Das Gütesiegel der Vergangenheit
Die Kunstwelt versteht unter dem Begriff Provenienz die Auflistung der vergangenen Besitzer eines Kunstwerks. Teil einer bedeutenden oder berühmten Sammlung zu sein, verleiht einem Werk Kredibilität und Sichtbarkeit – was die Nachfrage nach einem Werk und somit auch dessen Preisfindung massgeblich beeinflussen kann. Genauso wie die Ausstellungsvergangenheit in Museen und anderen Institutionen, die besagtes Werk bereits präsentiert haben. Botticellis Portrait Lorenzo di Medici’s hing beispielsweise in den vergangenen 50 Jahren in Institutionen wie der National Gallery of Art in Washington D.C. oder dem Metropolitan Museum in New York, einem der prestigeträchtigsten Museen der Welt.

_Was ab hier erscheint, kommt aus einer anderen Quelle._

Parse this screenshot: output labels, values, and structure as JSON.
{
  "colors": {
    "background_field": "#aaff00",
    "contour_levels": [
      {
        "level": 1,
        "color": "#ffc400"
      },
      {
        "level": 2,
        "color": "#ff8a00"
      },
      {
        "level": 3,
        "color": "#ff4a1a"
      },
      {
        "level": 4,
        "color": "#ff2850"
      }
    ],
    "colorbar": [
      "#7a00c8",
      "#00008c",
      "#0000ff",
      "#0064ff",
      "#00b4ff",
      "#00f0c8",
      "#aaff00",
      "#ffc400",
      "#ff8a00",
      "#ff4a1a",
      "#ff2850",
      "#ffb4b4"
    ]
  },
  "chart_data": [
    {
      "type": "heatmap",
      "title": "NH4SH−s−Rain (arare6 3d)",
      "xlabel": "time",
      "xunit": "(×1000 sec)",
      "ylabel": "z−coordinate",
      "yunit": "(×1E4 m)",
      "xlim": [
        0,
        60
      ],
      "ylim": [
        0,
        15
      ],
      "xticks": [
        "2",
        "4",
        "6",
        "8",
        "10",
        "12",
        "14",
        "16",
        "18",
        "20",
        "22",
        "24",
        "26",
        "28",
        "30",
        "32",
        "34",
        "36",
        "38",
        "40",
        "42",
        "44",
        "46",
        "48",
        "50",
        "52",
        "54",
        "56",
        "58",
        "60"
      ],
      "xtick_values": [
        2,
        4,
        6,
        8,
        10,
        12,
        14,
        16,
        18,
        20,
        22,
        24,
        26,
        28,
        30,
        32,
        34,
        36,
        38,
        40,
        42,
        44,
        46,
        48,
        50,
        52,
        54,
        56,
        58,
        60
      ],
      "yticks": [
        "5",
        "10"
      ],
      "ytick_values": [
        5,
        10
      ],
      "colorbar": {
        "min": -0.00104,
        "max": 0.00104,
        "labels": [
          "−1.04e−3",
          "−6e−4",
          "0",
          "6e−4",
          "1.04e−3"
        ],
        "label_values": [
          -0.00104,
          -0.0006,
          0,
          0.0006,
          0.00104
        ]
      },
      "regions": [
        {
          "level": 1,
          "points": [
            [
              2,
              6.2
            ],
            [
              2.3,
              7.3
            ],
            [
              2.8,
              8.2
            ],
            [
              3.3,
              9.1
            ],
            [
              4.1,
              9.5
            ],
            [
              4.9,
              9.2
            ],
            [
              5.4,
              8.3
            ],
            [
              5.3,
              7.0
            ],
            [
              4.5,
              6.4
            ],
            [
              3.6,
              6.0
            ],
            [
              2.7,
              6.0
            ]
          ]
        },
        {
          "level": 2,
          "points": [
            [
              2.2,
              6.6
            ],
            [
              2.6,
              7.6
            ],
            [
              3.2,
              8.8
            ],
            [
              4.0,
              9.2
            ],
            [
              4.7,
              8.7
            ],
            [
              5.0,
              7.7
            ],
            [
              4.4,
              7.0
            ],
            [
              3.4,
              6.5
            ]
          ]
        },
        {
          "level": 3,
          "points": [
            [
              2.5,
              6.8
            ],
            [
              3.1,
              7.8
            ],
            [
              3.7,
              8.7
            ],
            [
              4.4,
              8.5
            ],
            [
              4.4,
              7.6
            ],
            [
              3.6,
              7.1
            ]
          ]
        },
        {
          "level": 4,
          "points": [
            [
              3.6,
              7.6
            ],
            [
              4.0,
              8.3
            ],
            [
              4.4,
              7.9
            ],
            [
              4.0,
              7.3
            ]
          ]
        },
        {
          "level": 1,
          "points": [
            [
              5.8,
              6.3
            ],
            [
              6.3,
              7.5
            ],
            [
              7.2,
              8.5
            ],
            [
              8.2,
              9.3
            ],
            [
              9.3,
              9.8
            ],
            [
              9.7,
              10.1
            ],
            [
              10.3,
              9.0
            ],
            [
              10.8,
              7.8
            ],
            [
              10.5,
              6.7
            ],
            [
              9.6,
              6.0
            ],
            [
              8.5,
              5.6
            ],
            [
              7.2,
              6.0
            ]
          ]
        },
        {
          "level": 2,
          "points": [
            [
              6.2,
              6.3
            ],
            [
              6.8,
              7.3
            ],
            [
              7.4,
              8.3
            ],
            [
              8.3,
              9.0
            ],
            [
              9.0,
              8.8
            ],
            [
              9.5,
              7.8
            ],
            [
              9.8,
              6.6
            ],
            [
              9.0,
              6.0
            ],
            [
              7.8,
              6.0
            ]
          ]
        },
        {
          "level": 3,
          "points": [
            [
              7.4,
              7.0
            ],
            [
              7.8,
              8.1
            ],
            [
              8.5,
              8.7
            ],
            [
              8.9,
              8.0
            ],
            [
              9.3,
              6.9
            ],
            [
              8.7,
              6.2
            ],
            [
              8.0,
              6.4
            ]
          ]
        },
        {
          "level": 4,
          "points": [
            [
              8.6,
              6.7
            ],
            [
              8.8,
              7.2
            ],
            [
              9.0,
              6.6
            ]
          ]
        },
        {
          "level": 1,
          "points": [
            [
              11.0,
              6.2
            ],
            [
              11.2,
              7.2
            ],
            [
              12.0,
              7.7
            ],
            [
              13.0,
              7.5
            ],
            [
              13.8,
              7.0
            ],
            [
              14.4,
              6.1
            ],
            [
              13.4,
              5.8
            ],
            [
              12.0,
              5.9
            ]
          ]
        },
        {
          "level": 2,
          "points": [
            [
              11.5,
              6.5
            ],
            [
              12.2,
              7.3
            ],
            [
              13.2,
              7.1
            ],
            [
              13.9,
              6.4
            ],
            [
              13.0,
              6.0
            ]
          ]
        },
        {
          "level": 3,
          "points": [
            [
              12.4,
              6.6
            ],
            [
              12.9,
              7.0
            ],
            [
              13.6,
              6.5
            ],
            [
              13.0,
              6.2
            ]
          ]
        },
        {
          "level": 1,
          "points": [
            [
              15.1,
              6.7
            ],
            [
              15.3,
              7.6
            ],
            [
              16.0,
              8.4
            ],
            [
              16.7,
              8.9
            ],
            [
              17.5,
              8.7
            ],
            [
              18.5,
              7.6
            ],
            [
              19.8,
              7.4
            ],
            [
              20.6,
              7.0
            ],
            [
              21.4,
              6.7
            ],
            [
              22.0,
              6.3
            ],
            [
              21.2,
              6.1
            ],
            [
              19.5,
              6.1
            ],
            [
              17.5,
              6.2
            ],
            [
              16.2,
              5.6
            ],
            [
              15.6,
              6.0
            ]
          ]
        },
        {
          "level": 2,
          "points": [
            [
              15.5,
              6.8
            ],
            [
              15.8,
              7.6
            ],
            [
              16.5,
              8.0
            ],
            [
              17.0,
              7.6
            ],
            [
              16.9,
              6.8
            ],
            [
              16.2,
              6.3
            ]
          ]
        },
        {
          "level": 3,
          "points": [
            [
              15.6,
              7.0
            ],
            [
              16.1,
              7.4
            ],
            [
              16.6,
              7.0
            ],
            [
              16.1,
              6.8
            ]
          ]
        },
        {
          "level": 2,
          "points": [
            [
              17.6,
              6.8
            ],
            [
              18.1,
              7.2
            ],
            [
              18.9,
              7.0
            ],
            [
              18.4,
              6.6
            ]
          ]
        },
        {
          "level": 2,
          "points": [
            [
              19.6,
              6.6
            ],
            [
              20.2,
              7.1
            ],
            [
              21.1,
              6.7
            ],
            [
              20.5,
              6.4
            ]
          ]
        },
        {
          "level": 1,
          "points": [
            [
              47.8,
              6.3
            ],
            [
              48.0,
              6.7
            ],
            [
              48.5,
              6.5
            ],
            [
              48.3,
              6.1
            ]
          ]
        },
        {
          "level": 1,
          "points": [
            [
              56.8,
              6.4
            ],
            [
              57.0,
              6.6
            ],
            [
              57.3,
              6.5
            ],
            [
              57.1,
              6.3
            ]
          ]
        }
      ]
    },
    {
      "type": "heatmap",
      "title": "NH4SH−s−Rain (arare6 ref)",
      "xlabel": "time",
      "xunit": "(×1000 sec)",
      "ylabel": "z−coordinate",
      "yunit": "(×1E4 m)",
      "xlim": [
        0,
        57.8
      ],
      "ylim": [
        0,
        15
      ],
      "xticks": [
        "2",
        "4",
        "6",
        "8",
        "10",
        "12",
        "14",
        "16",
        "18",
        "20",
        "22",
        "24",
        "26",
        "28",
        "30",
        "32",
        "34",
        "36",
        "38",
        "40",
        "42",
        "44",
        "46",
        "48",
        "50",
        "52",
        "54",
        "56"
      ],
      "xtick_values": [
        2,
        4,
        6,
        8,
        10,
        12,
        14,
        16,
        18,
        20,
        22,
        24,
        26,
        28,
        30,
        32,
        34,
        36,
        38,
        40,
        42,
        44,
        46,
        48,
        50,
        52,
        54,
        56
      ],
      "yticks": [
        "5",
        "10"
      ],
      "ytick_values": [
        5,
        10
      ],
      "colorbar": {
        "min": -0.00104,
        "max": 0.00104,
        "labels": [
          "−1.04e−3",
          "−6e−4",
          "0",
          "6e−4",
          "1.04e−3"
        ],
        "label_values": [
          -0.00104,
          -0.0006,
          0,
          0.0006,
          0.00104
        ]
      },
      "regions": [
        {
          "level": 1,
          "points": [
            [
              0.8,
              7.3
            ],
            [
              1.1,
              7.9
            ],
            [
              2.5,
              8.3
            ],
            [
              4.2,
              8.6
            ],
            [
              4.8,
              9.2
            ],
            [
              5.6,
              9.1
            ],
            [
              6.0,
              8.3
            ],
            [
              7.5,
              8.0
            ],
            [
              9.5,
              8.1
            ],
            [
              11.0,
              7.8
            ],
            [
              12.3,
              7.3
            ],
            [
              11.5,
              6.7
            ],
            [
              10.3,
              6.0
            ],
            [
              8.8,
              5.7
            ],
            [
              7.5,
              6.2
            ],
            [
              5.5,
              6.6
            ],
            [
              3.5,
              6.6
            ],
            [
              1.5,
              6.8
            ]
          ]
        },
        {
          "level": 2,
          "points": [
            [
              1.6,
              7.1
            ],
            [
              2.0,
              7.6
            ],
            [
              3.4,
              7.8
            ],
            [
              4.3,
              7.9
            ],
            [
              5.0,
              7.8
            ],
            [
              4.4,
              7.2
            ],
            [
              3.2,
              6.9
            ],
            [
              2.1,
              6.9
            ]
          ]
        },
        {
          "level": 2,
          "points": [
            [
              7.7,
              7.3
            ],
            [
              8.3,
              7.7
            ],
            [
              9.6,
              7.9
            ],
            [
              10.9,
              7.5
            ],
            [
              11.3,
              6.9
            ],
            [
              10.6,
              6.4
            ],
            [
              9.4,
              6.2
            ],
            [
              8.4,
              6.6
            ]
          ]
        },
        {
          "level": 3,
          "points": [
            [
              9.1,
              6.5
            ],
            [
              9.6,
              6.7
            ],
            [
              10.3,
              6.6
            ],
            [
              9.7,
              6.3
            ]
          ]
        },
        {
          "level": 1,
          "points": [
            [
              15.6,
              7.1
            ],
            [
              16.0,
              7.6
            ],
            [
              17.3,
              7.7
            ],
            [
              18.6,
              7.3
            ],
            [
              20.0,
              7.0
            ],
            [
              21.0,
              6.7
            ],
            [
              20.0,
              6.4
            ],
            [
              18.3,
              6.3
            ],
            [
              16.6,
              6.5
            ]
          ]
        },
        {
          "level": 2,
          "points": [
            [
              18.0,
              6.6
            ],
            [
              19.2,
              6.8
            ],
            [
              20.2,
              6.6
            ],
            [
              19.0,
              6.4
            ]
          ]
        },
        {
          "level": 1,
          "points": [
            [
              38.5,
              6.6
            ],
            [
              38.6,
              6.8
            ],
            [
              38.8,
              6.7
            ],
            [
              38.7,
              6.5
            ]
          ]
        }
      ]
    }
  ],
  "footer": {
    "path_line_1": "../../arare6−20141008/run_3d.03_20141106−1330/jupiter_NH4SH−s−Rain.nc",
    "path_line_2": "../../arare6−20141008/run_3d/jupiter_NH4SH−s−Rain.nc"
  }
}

Der Preis der Preislosigkeit
Aber auch wenn es verlockend sein mag, den Wert von Kunst an solch klaren und teils messbaren Kriterien festzumachen, ist nur bedingt möglich. Am Ende sind es oft weit komplexere und kaum fassbare Elemente, die hektische Bieterkriege und Rekordresultate in den Hallen von Auktionshäusern auslösen. Denn es ist die Preislosigkeit der Schönheit, die ihren Reiz ausmacht und dem Versuch ihrer Bewertung seine Faszination anhaften lässt.